James Mancini

Personal information
- Full name: James Michael Mancini
- Nickname: Boom Boom
- Nationality: Canadian, Italian
- Born: September 29, 1984 (age 41)
- Height: 5 ft 6 in (168 cm)

Medal record
Men's freestyle wrestling
Representing Canada
Commonwealth Games
| Silver medal – second place | 2010 Delhi | 60 kg |
Pan American Championships
| Silver medal – second place | 2009 Maracaibo | 60 kg |
| Silver medal – second place | 2010 Monterrey | 60 kg |

= James Mancini =

Canadian-Italian wrestler and mixed martial arts fighter (born 1984)

James Mancini (born September 29, 1984) is a Canadian-Italian former wrestler and mixed martial artist.
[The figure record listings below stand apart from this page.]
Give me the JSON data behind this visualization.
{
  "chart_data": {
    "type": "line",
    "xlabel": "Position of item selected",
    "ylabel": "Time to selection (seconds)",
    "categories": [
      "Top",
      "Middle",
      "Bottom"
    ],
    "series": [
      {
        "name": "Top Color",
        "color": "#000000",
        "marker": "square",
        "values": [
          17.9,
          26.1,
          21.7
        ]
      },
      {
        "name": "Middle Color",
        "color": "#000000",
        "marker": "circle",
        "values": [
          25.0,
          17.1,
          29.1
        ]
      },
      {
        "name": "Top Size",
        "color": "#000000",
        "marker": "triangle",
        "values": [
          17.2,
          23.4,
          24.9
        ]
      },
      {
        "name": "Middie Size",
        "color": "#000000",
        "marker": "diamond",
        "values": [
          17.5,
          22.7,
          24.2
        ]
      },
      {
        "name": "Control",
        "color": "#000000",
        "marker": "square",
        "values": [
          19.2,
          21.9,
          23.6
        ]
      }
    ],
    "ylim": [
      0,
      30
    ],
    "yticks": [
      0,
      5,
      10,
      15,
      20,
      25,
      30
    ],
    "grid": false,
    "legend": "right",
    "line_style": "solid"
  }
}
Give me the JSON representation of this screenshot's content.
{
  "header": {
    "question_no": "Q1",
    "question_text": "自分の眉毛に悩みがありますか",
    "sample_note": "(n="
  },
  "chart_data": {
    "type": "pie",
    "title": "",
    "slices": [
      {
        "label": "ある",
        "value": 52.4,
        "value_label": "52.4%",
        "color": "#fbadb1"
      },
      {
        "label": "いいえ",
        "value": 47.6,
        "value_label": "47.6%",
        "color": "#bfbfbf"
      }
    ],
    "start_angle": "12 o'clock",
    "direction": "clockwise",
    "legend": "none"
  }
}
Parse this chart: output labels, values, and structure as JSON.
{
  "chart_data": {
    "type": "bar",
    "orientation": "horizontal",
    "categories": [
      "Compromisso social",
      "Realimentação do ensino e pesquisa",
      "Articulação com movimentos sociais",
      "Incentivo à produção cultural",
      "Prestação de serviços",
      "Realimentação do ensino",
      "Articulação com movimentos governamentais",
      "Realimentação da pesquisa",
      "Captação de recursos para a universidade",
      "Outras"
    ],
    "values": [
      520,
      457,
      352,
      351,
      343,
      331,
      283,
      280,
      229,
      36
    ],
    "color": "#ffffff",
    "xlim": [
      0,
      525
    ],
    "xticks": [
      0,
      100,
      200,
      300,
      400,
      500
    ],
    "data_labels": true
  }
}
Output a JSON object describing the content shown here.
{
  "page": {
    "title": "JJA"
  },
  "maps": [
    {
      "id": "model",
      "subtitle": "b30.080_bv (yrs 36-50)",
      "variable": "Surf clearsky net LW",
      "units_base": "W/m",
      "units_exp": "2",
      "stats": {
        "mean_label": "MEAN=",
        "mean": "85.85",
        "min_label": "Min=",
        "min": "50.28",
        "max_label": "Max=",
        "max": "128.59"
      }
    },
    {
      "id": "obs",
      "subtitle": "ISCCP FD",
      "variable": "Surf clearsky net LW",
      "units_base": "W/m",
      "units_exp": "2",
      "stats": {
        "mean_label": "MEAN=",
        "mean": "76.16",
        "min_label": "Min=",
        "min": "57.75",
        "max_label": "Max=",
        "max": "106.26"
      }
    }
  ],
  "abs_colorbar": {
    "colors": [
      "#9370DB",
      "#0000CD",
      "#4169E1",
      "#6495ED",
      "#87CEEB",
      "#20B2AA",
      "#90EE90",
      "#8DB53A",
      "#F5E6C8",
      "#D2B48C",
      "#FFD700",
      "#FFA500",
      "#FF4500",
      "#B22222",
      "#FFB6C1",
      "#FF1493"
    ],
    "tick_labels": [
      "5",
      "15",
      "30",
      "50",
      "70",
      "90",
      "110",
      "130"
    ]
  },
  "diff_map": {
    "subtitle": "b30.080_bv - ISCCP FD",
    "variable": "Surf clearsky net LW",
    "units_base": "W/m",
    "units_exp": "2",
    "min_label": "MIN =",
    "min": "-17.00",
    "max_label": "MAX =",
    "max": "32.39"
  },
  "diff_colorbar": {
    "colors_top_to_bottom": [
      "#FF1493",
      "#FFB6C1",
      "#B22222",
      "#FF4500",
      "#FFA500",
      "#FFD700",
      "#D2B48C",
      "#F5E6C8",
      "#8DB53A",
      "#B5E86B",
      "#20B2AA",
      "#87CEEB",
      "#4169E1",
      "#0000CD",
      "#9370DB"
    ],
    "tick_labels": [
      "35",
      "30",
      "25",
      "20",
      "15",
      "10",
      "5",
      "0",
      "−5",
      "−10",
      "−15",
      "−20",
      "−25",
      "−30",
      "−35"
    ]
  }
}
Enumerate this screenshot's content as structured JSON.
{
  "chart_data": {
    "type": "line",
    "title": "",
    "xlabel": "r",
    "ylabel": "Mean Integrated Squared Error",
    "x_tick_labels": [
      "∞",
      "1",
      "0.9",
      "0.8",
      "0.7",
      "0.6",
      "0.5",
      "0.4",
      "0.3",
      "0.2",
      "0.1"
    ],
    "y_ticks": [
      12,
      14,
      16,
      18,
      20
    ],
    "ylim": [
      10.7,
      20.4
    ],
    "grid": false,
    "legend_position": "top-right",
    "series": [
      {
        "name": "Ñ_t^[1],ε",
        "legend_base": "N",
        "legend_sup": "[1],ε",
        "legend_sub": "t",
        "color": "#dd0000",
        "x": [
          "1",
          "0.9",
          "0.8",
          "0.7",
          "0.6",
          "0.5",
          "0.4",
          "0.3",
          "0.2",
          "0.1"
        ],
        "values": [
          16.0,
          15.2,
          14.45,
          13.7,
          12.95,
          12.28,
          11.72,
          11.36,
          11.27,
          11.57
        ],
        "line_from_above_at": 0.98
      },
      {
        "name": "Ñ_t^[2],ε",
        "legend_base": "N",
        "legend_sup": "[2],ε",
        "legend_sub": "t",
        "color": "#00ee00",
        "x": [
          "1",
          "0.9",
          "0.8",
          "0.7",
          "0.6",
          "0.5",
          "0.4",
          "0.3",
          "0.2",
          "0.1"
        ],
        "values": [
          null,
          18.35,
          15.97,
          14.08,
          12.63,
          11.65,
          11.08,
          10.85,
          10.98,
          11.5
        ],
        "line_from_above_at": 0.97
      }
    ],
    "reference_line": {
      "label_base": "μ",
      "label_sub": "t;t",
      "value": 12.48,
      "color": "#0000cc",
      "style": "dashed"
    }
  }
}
He most notably competed as a freestyle wrestler, representing Canada at the 2010 Commonwealth Games, winning a silver medal in the 60 kg category, having lost only to future Olympic medalist Yogeshwar Dutt.

A professional since 2013, Mancini has also competed in mixed martial arts. He most recently fought for Cage Fury Fighting Championships, where he is a former flyweight title challenger. He has also competed in the flyweight division of TKO Major League MMA, where he is a former flyweight title challenger. He is nicknamed Boom Boom.

As of 2023, Mancini was performing as a standup comedian and was the owner of Mauvais Garcons restaurant in Montreal.